Pourquoi choisir tel ou tel compilateur pour réaliser une application ?

Delphi, Visual Basic, C++, FoxPro, PowerBuilder. La liste est longue.
Les éditeurs de logiciels rivalisent d’arguments pour vanter la simplicité et la puissance des produits qu’ils proposent. Les forums informatiques se font l’écho de remarques plus ou moins flatteuses (ou plus ou moins critiques) à l’égard de tel ou tel produit.
Alors y a-t-il de bons et de mauvais produits ?

Je suis consultant indépendant. J’interviens sur Delphi, Visual Basic, et Foxpro. J’anime sur ces deux derniers des réunions de formation. Mes missions s’effectuent chez le client en équipe avec ses propres collaborateurs.
Il m’a semblé intéressant de marquer un temps dans les développements et de réfléchir à ce qu’apporte véritablement chacun de ces outils. Mon but n’est pas de dresser ici un tableau comparatif des fonctionnalités de chacun mais plutôt de les replacer par rapport au besoin final et au contexte commercial.


Autant de projets, autant de personnages
L’entretien avait duré une demi-heure avec le responsable du service ‘Immobilier’. Il supervisait une quinzaine de rédacteurs et de négociateurs.
Pour l’instant il était debout près de l’ordinateur d’une secrétaire et me regardait en souriant comme ‘un qui va en raconter une bien bonne’.

– Ce que je vais vous montrer Monsieur m’a demandé des semaines de travail. Des soirées entières. Visual Basic est un produit très facile, très souple et j’en ai tiré le meilleur parti. Ainsi j’ai défini mes variables au fil de l’eau, à chaque fois que j’en avais besoin. J’ai défini une option ‘Implicit’ et voilà. Vous connaissez l’option Implicit ?

– Oui mais ce n’est pas très rigoureux comme méthode.

– Ca c’est votre problème. Si cela ne vous plaît pas vous modifierez. Mais ce que j’ai fait fonctionne parfaitement.

Il cliqua sur une icône et un message d’erreur barra l’écran : Fatal error. File Not found.
Pour le coup il s’assit en maugréant.

– Evidemment ils ne sont pas techniciens. Ils cassent tout.

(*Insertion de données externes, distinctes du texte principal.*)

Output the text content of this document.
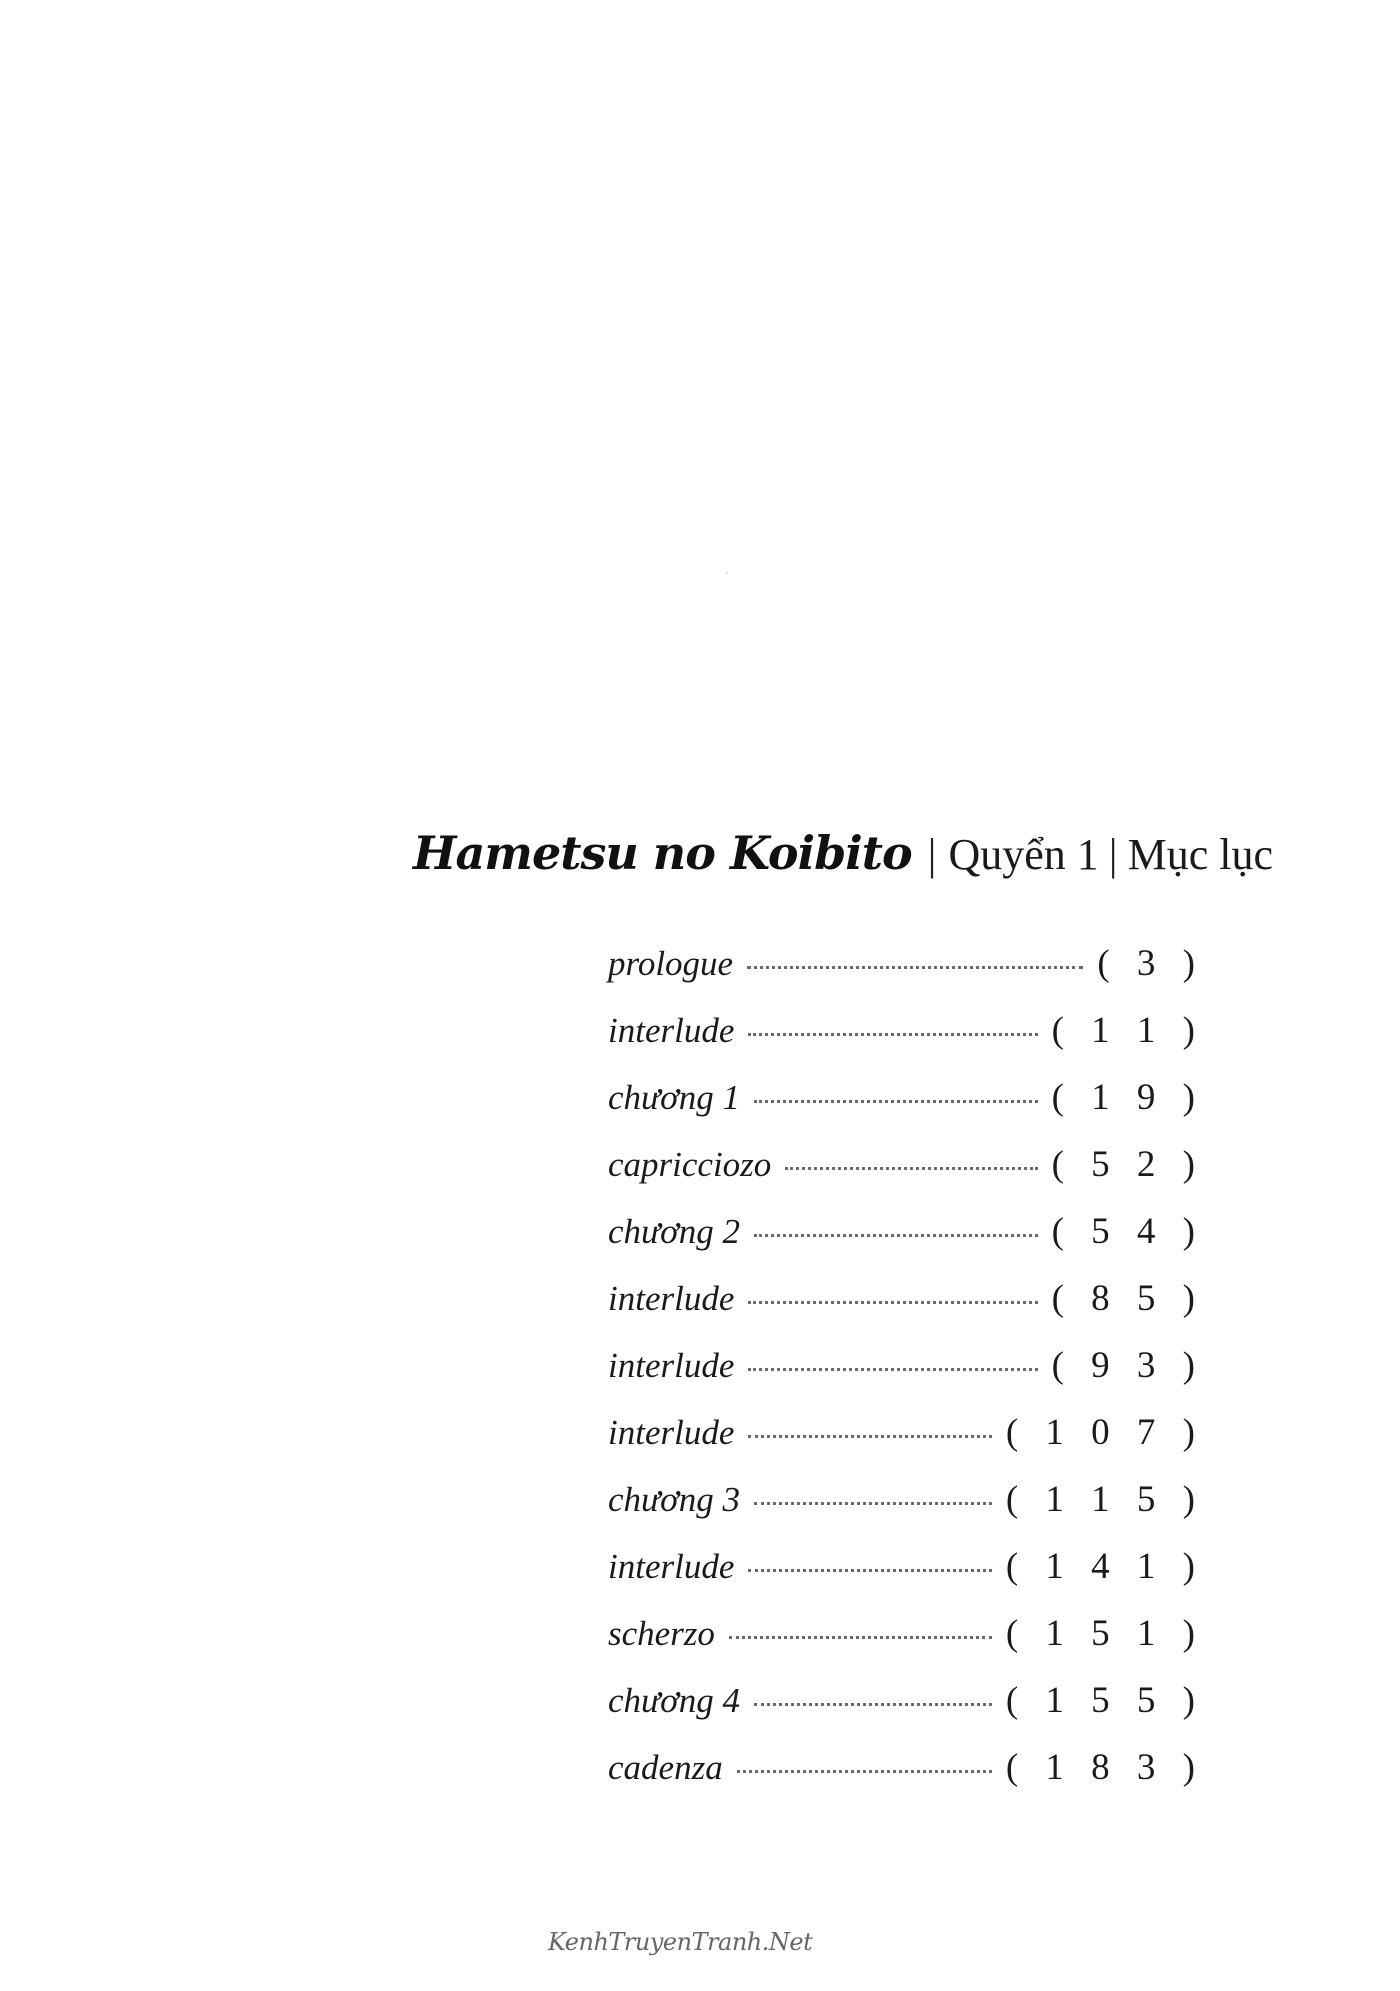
Hametsu no Koibito | Quyển 1 | Mục lục
prologue	( 3 )
interlude	( 1 1 )
chương 1	( 1 9 )
capricciozo	( 5 2 )
chương 2	( 5 4 )
interlude	( 8 5 )
interlude	( 9 3 )
interlude	( 1 0 7 )
chương 3	( 1 1 5 )
interlude	( 1 4 1 )
scherzo	( 1 5 1 )
chương 4	( 1 5 5 )
cadenza	( 1 8 3 )
KenhTruyenTranh.Net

Finalement le logiciel se lança. C’était des écrans avec des objets énormes de toutes les couleurs. Régulièrement des messages conversationnels apparaissaient et simulaient un dialogue avec l’utilisateur : C’est parfait ! Etes-vous sûr(e) de ce chiffre ? Alors bravo !

La mission dura trois mois. J’ai synthétisé en un seul écran une vingtaine de petits formulaires plus ou moins semblables. Surtout j’ai structuré le code pour aboutir à une réécriture quasi complète. Pourtant une chose était certaine : le logiciel renfermait au niveau des formules de calcul et des algorithmes un savoir-faire et une connaissance parfaite du métier de l’immobilier.


Le métier de consultant est riche de contrastes. J’ai déjeuné l’autre jour avec un spécialiste Delphi. Le repas durant il me décrivit la puissance de l’architecture objet qu’il avait mise en place.
De temps à autre, pour limiter sans doute le côté doctoral (ou simplement pour faire jeune) il émaillait d’abrégés ou de mots d’argot.

– Nous avons pensé une architecture trois tiers. Bien sûr je me suis attaché au polymorphisme. J’ai fait la démo avant la mise en dév. Ils étaient cassés les mecs.

– Et le logiciel ? Quelle est sa fonction ?

– Des suivis de tab financiers. Du moins je crois…


Ce qui résulte de ces deux anecdotes c’est que la valeur de chaque logiciel va être fonction de sa capacité à répondre à la fois aux attentes d’un super technicien et en même temps à la faculté d’adaptation d’un homme de terrain.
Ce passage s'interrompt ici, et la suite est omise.